Mon innocence est ma forteresse

Marquis de Montcalm (1712- 1759).

mercredi 13 octobre 2010

Les nouveaux missionnaires


Dimanche 10 octobre 2010 avait lieu à Belgrade un évènement historique. Pour la troisième fois en neuf ans, une Gay pride était organisée dans la capitale de la Serbie: un millier de personnes ont défilé en ville, protégées par 5000 policiers anti-émeutes. En face, entre 5 et 6000 contre-manifestants s'étaient rassemblés dans le centre-ville pour protester contre l'organisation de la parade homosexuelle avec pour mot d'ordre "la défense de la famille". Si cette manifestation fut pacifique, le cortège gay a dès le début été pris pour cible par une foule qui s'était formée à son approche, et la parade a rapidement tourné à l'émeute. Après l'intervention de blindés et d'hélicoptères pour mettre fin aux troubles, on dénombrait 150 blessés, dont 124 policiers et 250 interpellations. Les émeutiers se sont également attaqués à des passants, des bus, des magasins, au siège de la télévision RTS et à des symboles de l'État: le siège du Parti démocratique (DS), au pouvoir, a été incendié, ainsi que celui du Parti socialiste (SPS), uni au DS dans une coalition... Les dégâts s'élèvent à un million d'euros.
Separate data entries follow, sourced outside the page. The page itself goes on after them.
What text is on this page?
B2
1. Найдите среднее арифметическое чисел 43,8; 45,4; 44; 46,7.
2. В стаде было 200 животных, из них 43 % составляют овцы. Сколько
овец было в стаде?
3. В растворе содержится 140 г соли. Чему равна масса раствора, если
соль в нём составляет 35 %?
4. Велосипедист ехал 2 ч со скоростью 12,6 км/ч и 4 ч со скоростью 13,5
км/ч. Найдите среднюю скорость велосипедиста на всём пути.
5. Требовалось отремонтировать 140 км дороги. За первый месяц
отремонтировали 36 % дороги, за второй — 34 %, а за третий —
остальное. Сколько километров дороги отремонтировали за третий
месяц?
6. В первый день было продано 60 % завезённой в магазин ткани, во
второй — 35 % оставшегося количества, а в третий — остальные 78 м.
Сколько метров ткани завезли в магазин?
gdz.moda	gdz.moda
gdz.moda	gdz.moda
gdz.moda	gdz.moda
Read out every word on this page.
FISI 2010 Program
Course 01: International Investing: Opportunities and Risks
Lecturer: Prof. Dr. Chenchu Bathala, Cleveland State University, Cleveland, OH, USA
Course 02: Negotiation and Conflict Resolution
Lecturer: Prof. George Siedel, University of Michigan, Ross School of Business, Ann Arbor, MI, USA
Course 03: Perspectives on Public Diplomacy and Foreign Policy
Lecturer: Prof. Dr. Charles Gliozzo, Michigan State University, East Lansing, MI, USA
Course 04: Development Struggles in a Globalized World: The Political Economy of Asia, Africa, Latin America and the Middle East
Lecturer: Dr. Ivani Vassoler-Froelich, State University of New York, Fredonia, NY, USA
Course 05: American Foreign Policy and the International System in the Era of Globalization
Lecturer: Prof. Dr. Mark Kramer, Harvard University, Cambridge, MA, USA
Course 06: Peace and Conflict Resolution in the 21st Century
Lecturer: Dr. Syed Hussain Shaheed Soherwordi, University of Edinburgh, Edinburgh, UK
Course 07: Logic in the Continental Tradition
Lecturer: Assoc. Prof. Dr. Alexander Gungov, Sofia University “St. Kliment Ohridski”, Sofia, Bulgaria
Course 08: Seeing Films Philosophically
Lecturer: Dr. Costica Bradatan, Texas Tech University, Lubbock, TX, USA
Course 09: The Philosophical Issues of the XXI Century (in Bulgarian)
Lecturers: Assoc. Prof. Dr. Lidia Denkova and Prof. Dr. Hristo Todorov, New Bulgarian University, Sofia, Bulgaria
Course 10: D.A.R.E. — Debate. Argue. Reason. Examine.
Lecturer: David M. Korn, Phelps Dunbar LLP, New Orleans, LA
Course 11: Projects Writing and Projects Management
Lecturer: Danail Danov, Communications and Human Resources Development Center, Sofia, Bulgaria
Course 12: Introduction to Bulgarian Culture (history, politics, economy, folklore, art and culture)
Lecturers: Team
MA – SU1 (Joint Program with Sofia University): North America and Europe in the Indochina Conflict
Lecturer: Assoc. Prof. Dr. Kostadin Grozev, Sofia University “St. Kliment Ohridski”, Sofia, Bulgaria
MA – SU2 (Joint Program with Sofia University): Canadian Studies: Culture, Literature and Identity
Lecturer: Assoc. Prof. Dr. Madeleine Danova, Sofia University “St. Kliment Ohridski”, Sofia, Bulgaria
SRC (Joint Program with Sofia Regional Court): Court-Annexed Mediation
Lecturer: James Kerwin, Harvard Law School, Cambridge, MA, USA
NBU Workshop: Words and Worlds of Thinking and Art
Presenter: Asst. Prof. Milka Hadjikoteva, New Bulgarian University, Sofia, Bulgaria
Ces violences ne sont pas nouvelles, et les Serbes ont un lourd passif en matière de manifestations gays. En 2001, un an après la chute du régime de Milosevic, des associations homosexuelles militantes avaient cru le moment opportun pour organiser une Gay Pride à Belgrade, mais le défilé avait été dispersé à coups de poings et de matraques par des hooligans désoeuvrés devant une police impuissante - de fait, beaucoup de policiers couraient eux aussi après les manifestants... En 2009, les groupes gays voulaient rééditer l'opération, mais la municipalité de la capitale fut contrainte d'interdire tout rassemblement devant le risque d'une nouvelle émeute. Cette année, la Gay pride a enfin pu se tenir, malgré l'hostilité populaire qui n'a pas faibli ; l'homosexualité est en effet très mal perçue en terre slave, et la Serbie n'échappe pas à la règle. Le profil des contre-manifestants de Belgrade ? Des hooligans plus ou moins politisés et déchaînés à l'idée de rentrer dans le tas, des agitateurs récupérés par toutes sortes de milices nationalistes, des voyous venus de la campagne, mais aussi beaucoup de petites gens de la capitale, sorties de chez elles avec leurs icônes pour les exhiber dans les rues au passage de la Gay pride, et des collectifs de citoyens, inquiets à l'idée de voir Belgrade devenir une nouvelle Amsterdam. Dans ce pays intrinsèquement identitaire, où 80 % de la population est croyante orthodoxe, les revendications gays sont considérées comme l'expression de comportements immoraux venus de l'Occident. Alors, à l'instar du très intransigeant métropolite bulgare Nikolaï, ils s'écrient: "l'intégration européenne nous impose des manifestations de débauche dans nos villes !"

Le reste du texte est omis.